A utility membership group representing 32 European countries said last week that the European Commission’s Nuclear Illustrative Program fails to address market forces that cause “well-functioning” nuclear plants to shut down prematurely.
The commission, which is the governing body of the European Union, released the report last week. It’s the first such report since the 2011 Fukushima Daiichi nuclear disaster, and it focuses on safety upgrades at European plants.
Eurelectric, which includes members from 32 countries, said in a statement that the EU document is a “good basis to discuss the role of nuclear energy in achieving the EU’s energy objectives,” but it “does not address the competitiveness of existing and technically well-functioning nuclear reactors, which, in some countries, are being forced to shut down due to the difficult market situation and distortive national policy measures.”
“A continuing contribution of nuclear power will be needed as Europe undertakes the low-carbon energy transition, but a more positive EU policy framework is needed if this is to be achieved,” the statement reads.

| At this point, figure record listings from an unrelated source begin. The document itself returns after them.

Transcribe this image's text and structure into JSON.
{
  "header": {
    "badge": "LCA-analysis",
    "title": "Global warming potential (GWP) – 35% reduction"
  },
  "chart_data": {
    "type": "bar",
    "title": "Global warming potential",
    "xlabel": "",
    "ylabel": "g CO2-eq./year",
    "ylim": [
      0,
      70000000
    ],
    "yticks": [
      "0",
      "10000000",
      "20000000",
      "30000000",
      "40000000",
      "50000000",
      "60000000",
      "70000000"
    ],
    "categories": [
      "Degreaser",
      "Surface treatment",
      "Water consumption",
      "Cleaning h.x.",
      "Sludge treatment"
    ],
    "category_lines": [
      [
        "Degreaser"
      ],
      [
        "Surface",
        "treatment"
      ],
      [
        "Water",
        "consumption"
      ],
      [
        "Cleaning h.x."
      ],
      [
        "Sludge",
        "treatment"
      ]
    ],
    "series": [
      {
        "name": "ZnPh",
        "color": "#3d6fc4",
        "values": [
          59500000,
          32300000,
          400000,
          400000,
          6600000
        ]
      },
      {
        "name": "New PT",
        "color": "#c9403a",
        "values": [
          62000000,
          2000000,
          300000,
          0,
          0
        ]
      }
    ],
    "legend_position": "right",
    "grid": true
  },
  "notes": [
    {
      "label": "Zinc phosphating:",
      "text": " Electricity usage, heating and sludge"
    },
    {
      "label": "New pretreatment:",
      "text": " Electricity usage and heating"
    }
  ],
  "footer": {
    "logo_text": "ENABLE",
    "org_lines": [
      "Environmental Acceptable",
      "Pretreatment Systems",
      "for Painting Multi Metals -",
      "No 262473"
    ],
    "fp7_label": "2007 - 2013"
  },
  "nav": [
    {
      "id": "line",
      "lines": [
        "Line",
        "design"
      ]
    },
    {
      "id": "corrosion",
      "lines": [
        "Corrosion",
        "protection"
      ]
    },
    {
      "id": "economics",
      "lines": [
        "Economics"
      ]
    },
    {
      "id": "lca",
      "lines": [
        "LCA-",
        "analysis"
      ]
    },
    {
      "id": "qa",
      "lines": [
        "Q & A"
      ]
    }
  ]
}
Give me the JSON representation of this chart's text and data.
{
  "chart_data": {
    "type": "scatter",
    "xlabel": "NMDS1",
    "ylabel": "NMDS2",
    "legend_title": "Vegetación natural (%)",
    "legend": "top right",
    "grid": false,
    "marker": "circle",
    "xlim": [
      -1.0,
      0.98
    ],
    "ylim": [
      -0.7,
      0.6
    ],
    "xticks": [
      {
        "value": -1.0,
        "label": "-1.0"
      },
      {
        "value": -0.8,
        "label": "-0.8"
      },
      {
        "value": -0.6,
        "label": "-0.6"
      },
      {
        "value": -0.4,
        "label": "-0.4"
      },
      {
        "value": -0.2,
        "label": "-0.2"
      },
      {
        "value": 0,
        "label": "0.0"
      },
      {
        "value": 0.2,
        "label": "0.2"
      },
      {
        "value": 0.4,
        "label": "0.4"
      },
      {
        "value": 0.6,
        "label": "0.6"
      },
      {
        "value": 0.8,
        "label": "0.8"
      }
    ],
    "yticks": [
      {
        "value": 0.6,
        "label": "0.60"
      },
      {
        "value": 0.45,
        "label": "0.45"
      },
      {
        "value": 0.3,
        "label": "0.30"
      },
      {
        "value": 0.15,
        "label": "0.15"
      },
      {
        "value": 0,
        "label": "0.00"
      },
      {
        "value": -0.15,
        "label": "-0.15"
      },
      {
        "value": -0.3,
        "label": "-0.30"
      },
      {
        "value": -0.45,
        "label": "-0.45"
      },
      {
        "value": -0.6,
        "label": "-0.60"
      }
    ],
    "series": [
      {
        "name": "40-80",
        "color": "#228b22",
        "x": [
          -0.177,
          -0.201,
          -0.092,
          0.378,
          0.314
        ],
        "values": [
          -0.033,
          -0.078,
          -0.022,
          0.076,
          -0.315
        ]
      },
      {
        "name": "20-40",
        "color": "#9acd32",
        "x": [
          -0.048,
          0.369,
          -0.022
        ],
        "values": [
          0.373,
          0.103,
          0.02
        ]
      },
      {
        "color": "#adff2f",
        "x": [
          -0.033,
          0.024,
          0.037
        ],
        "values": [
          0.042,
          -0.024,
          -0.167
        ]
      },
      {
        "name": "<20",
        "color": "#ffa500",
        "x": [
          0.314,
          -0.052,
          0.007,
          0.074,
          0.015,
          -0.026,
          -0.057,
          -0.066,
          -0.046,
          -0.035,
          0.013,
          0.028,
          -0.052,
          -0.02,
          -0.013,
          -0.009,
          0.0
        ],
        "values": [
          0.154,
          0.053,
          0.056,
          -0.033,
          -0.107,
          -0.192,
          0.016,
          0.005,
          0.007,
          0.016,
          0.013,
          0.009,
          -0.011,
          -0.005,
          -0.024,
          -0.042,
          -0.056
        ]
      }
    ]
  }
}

According to the press release, nuclear reactors produced 28 percent of European electricity in 2014, the same year in which nuclear accounted for 54 percent of European low-carbon output. The group estimates that maintaining nuclear generation capacity between 95 and 105 gigawatts until 2050 and beyond will require €350 billion to €450 billion in new nuclear plant investment to replace most of the existing nuclear power capacity.